The oval strip heated by the heat of deformation enters the horizontal stand with a round finishing caliber of 5 with a radius of R = 10 mm. Since in the previous rib gauge 4, the ratio of the lengths of the axes of the oval strip is formed equal to L ₄ = 3.20, the reduction in height ensures the stretching of the strip λ ₅ = 1.1 when the finish gauge is completely filled. The finished strip coming out of the round finishing gauge 5 with a diameter of 20 mm has no cracks and tears.

The table shows the options for implementing the calibration system of rolls and their effectiveness.

Table Caliber parameters of the finishing group of stands No.
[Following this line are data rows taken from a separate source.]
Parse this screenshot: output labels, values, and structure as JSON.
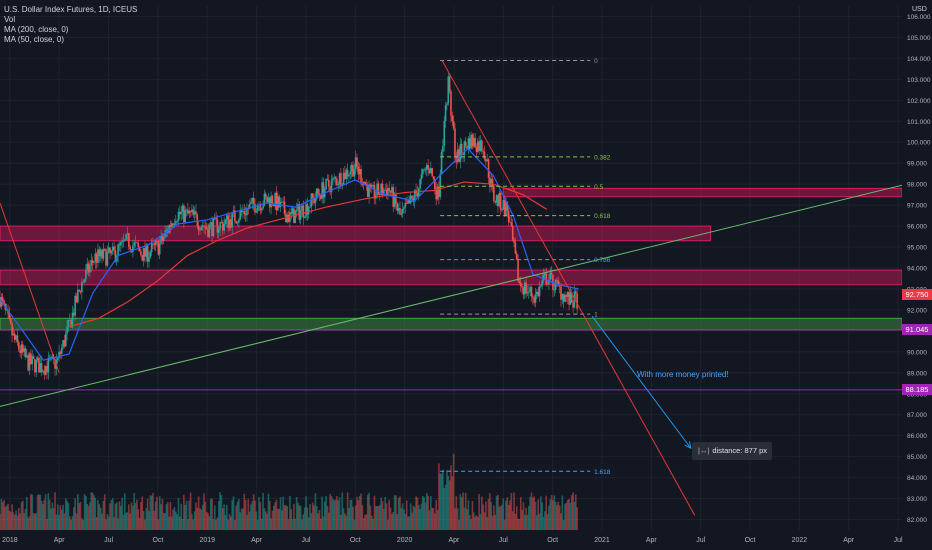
{
  "legend": {
    "symbol": "U.S. Dollar Index Futures, 1D, ICEUS",
    "vol": "Vol",
    "ma200": "MA (200, close, 0)",
    "ma50": "MA (50, close, 0)"
  },
  "axis": {
    "currency": "USD"
  },
  "annotations": {
    "arrow_text": "With more money printed!",
    "tooltip_text": "distance: 877 px",
    "tooltip_icon": "measure-icon"
  },
  "price_tags": [
    {
      "label": "92.750",
      "value": 92.75,
      "color": "#f23645"
    },
    {
      "label": "91.045",
      "value": 91.045,
      "color": "#9c27b0"
    },
    {
      "label": "88.185",
      "value": 88.185,
      "color": "#9c27b0"
    }
  ],
  "colors": {
    "background": "#131722",
    "grid": "#1e222d",
    "candle_up": "#26a69a",
    "candle_down": "#ef5350",
    "ma200": "#e53935",
    "ma50": "#2962ff",
    "zone_red": "#d81b60",
    "zone_green": "#43a047",
    "trend_green": "#66bb6a",
    "trend_red": "#e53935",
    "fib_text": "#8bc34a"
  },
  "chart_data": {
    "type": "candlestick",
    "title": "U.S. Dollar Index Futures, 1D, ICEUS",
    "x_ticks": [
      "2018",
      "Apr",
      "Jul",
      "Oct",
      "2019",
      "Apr",
      "Jul",
      "Oct",
      "2020",
      "Apr",
      "Jul",
      "Oct",
      "2021",
      "Apr",
      "Jul",
      "Oct",
      "2022",
      "Apr",
      "Jul"
    ],
    "x_tick_dates": [
      2018.0,
      2018.25,
      2018.5,
      2018.75,
      2019.0,
      2019.25,
      2019.5,
      2019.75,
      2020.0,
      2020.25,
      2020.5,
      2020.75,
      2021.0,
      2021.25,
      2021.5,
      2021.75,
      2022.0,
      2022.25,
      2022.5
    ],
    "x_range": [
      2017.95,
      2022.52
    ],
    "y_ticks": [
      "82.000",
      "83.000",
      "84.000",
      "85.000",
      "86.000",
      "87.000",
      "88.000",
      "89.000",
      "90.000",
      "91.000",
      "92.000",
      "93.000",
      "94.000",
      "95.000",
      "96.000",
      "97.000",
      "98.000",
      "99.000",
      "100.000",
      "101.000",
      "102.000",
      "103.000",
      "104.000",
      "105.000",
      "106.000"
    ],
    "ylim": [
      81.5,
      106.5
    ],
    "price_path": [
      {
        "x": 2017.95,
        "y": 92.6
      },
      {
        "x": 2018.02,
        "y": 90.6
      },
      {
        "x": 2018.09,
        "y": 89.5
      },
      {
        "x": 2018.17,
        "y": 89.3
      },
      {
        "x": 2018.24,
        "y": 89.5
      },
      {
        "x": 2018.3,
        "y": 91.2
      },
      {
        "x": 2018.36,
        "y": 93.2
      },
      {
        "x": 2018.43,
        "y": 94.5
      },
      {
        "x": 2018.52,
        "y": 94.6
      },
      {
        "x": 2018.6,
        "y": 95.3
      },
      {
        "x": 2018.68,
        "y": 94.6
      },
      {
        "x": 2018.76,
        "y": 95.1
      },
      {
        "x": 2018.84,
        "y": 96.6
      },
      {
        "x": 2018.92,
        "y": 96.5
      },
      {
        "x": 2019.0,
        "y": 95.9
      },
      {
        "x": 2019.08,
        "y": 96.1
      },
      {
        "x": 2019.17,
        "y": 96.6
      },
      {
        "x": 2019.25,
        "y": 97.1
      },
      {
        "x": 2019.33,
        "y": 97.3
      },
      {
        "x": 2019.42,
        "y": 96.4
      },
      {
        "x": 2019.5,
        "y": 96.9
      },
      {
        "x": 2019.58,
        "y": 97.7
      },
      {
        "x": 2019.67,
        "y": 98.3
      },
      {
        "x": 2019.75,
        "y": 98.9
      },
      {
        "x": 2019.83,
        "y": 97.5
      },
      {
        "x": 2019.92,
        "y": 97.8
      },
      {
        "x": 2019.98,
        "y": 96.4
      },
      {
        "x": 2020.05,
        "y": 97.4
      },
      {
        "x": 2020.12,
        "y": 99.0
      },
      {
        "x": 2020.17,
        "y": 97.4
      },
      {
        "x": 2020.22,
        "y": 102.9
      },
      {
        "x": 2020.26,
        "y": 99.2
      },
      {
        "x": 2020.33,
        "y": 100.1
      },
      {
        "x": 2020.4,
        "y": 99.8
      },
      {
        "x": 2020.45,
        "y": 97.4
      },
      {
        "x": 2020.52,
        "y": 96.8
      },
      {
        "x": 2020.58,
        "y": 93.3
      },
      {
        "x": 2020.66,
        "y": 92.6
      },
      {
        "x": 2020.72,
        "y": 93.6
      },
      {
        "x": 2020.78,
        "y": 93.0
      },
      {
        "x": 2020.84,
        "y": 92.4
      },
      {
        "x": 2020.88,
        "y": 92.5
      }
    ],
    "ma50": [
      {
        "x": 2017.95,
        "y": 92.5
      },
      {
        "x": 2018.05,
        "y": 91.2
      },
      {
        "x": 2018.17,
        "y": 89.6
      },
      {
        "x": 2018.3,
        "y": 89.9
      },
      {
        "x": 2018.42,
        "y": 92.8
      },
      {
        "x": 2018.55,
        "y": 94.6
      },
      {
        "x": 2018.7,
        "y": 95.1
      },
      {
        "x": 2018.85,
        "y": 96.1
      },
      {
        "x": 2019.0,
        "y": 96.3
      },
      {
        "x": 2019.15,
        "y": 96.7
      },
      {
        "x": 2019.3,
        "y": 97.1
      },
      {
        "x": 2019.45,
        "y": 96.9
      },
      {
        "x": 2019.6,
        "y": 97.6
      },
      {
        "x": 2019.75,
        "y": 98.2
      },
      {
        "x": 2019.9,
        "y": 97.5
      },
      {
        "x": 2020.05,
        "y": 97.2
      },
      {
        "x": 2020.2,
        "y": 98.6
      },
      {
        "x": 2020.32,
        "y": 99.7
      },
      {
        "x": 2020.45,
        "y": 98.4
      },
      {
        "x": 2020.55,
        "y": 96.5
      },
      {
        "x": 2020.65,
        "y": 93.7
      },
      {
        "x": 2020.78,
        "y": 93.2
      },
      {
        "x": 2020.88,
        "y": 93.0
      }
    ],
    "ma200": [
      {
        "x": 2018.3,
        "y": 91.2
      },
      {
        "x": 2018.45,
        "y": 91.6
      },
      {
        "x": 2018.6,
        "y": 92.4
      },
      {
        "x": 2018.75,
        "y": 93.4
      },
      {
        "x": 2018.9,
        "y": 94.6
      },
      {
        "x": 2019.05,
        "y": 95.3
      },
      {
        "x": 2019.2,
        "y": 95.9
      },
      {
        "x": 2019.4,
        "y": 96.4
      },
      {
        "x": 2019.6,
        "y": 96.9
      },
      {
        "x": 2019.8,
        "y": 97.3
      },
      {
        "x": 2020.0,
        "y": 97.6
      },
      {
        "x": 2020.15,
        "y": 97.7
      },
      {
        "x": 2020.3,
        "y": 98.1
      },
      {
        "x": 2020.45,
        "y": 98.0
      },
      {
        "x": 2020.6,
        "y": 97.5
      },
      {
        "x": 2020.72,
        "y": 96.8
      }
    ],
    "fib_levels": [
      {
        "label": "0",
        "value": 103.9
      },
      {
        "label": "0.382",
        "value": 99.3
      },
      {
        "label": "0.5",
        "value": 97.9
      },
      {
        "label": "0.618",
        "value": 96.5
      },
      {
        "label": "0.786",
        "value": 94.4
      },
      {
        "label": "1",
        "value": 91.8
      },
      {
        "label": "1.618",
        "value": 84.3
      }
    ],
    "fib_x_range": [
      2020.18,
      2020.94
    ],
    "zones": [
      {
        "color": "red",
        "x_start": 2017.95,
        "x_end": 2021.55,
        "y_low": 95.3,
        "y_high": 96.0
      },
      {
        "color": "red",
        "x_start": 2020.5,
        "x_end": 2022.52,
        "y_low": 97.4,
        "y_high": 97.8
      },
      {
        "color": "red",
        "x_start": 2017.95,
        "x_end": 2022.52,
        "y_low": 93.2,
        "y_high": 93.9
      },
      {
        "color": "green",
        "x_start": 2017.95,
        "x_end": 2022.52,
        "y_low": 91.05,
        "y_high": 91.6
      }
    ],
    "hlines": [
      {
        "value": 91.045,
        "color": "#9c27b0"
      },
      {
        "value": 88.185,
        "color": "#9c27b0"
      }
    ],
    "trendlines": [
      {
        "color": "green",
        "from": {
          "x": 2017.95,
          "y": 87.4
        },
        "to": {
          "x": 2022.52,
          "y": 97.95
        }
      },
      {
        "color": "red",
        "from": {
          "x": 2020.19,
          "y": 103.9
        },
        "to": {
          "x": 2021.47,
          "y": 82.2
        }
      },
      {
        "color": "red",
        "from": {
          "x": 2017.95,
          "y": 97.1
        },
        "to": {
          "x": 2018.25,
          "y": 89.0
        }
      }
    ],
    "arrow": {
      "from": {
        "x": 2020.95,
        "y": 91.7
      },
      "to": {
        "x": 2021.45,
        "y": 85.4
      }
    }
  }
}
Oval Gauges Rib Oval Gauges Final Caliber Strip defects L λ L λ L λ Radius one. 1.9 1.29 1,0 1.10 2.9 1.19 0.9 R cracks 2. 2.0 1.30 1,1 1.20 3.0 1.20 R absent. 3. 2.25 1.37 1,2 1.25 3.25 1.25 R absent. four. 2,5 1.45 1.3 1.30 3,5 1.30 R absent. 5. 2.6 1,50 1.4 1.32 3.6 1.35 1,1 · R cracks breaks

From the data presented in the table, it follows that the implementation of the proposed calibration system (options 2-4) eliminates the formation of cracks and tears during rolling of strips of continuously cast hardly deformed steels. In cases of transcendental values of the declared parameters (options 1 and 5), there are cracks and tears on the rolled strips. Also, cracks and gaps are formed on strips of continuously cast hardly deformed steels, rolled using the well-known roll calibration system [2].
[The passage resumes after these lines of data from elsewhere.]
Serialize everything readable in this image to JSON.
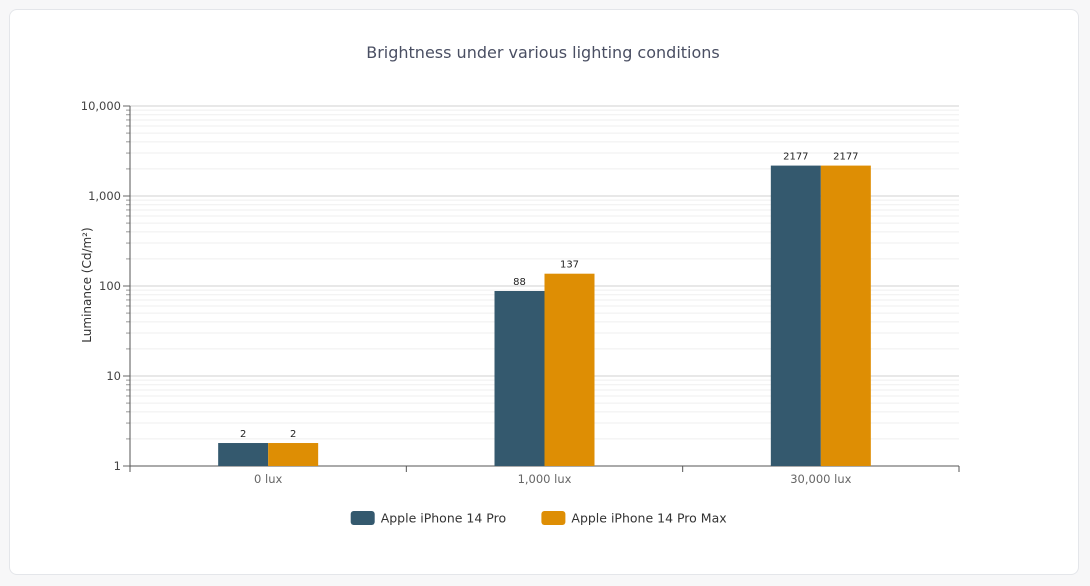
{
  "chart_data": {
    "type": "bar",
    "title": "Brightness under various lighting conditions",
    "ylabel": "Luminance (Cd/m²)",
    "xlabel": "",
    "yscale": "log",
    "ylim": [
      1,
      10000
    ],
    "yticks": [
      {
        "value": 1,
        "label": "1"
      },
      {
        "value": 10,
        "label": "10"
      },
      {
        "value": 100,
        "label": "100"
      },
      {
        "value": 1000,
        "label": "1,000"
      },
      {
        "value": 10000,
        "label": "10,000"
      }
    ],
    "categories": [
      "0 lux",
      "1,000 lux",
      "30,000 lux"
    ],
    "series": [
      {
        "name": "Apple iPhone 14 Pro",
        "color": "#34596e",
        "values": [
          1.8,
          88,
          2177
        ],
        "labels": [
          "2",
          "88",
          "2177"
        ]
      },
      {
        "name": "Apple iPhone 14 Pro Max",
        "color": "#de8e04",
        "values": [
          1.8,
          137,
          2177
        ],
        "labels": [
          "2",
          "137",
          "2177"
        ]
      }
    ],
    "grid": true,
    "legend": "bottom-center"
  }
}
The technical and economic advantages of the proposed method consist in the fact that during its implementation dispersion of the microstructure of continuously cast hardly deformed steels and high uniformity of accumulated deformation after each pair of adjacent passes "oval gauge - rib oval gauge" are achieved. The presence of roundings in the prefinal oval gauge with radii equal to the radius of the fine round gauge helps to prevent the formation of cracks and gaps on the surface of the strip cooled by contact with the rolls.

As a base object in calculating the economic efficiency of the proposed calibration system, the well-known calibration system [2] is adopted. Using the proposed method provides an increase in the profitability of the production of round sections from continuously cast difficult to deform special steels by increasing the yield of metal products by 15-20%.

Literary sources

1. RF patent No. 2237529, IPC В21В 1/02, 2004;

2. Masterkov V.A., Berkovsky B.C. Theory of plastic deformation and metal forming. M .: Metallurgy, 1989, p. 224-227.

Claims (2)

1. The system of caliber rolls for rolling round profiles of continuously cast hardly deformed steels, consisting of successively alternating oval and rib oval calibers and a round finishing caliber, characterized in that the oval calibers are made with a ratio of axle lengths of 2.0-2.5, rib oval calibers , except for the prefinal, made with the ratio of the lengths of the axes of the oval 1.1-1.3, and the prefabricated oval caliber with the ratio of the lengths of the axes 3.0-3.5, while the ratio of the area of the previous rib oval caliber to the area is oval the first caliber is 1.30-1.45, and the ratio of the area of the previous oval caliber to the area of the rib oval caliber is 1.20-1.30. 2. The gauge system according to claim 1, characterized in that the opposite radii of curvature of the rib oval of the pre-finishing gauge on its long axis are equal to the radius of the finished round gauge.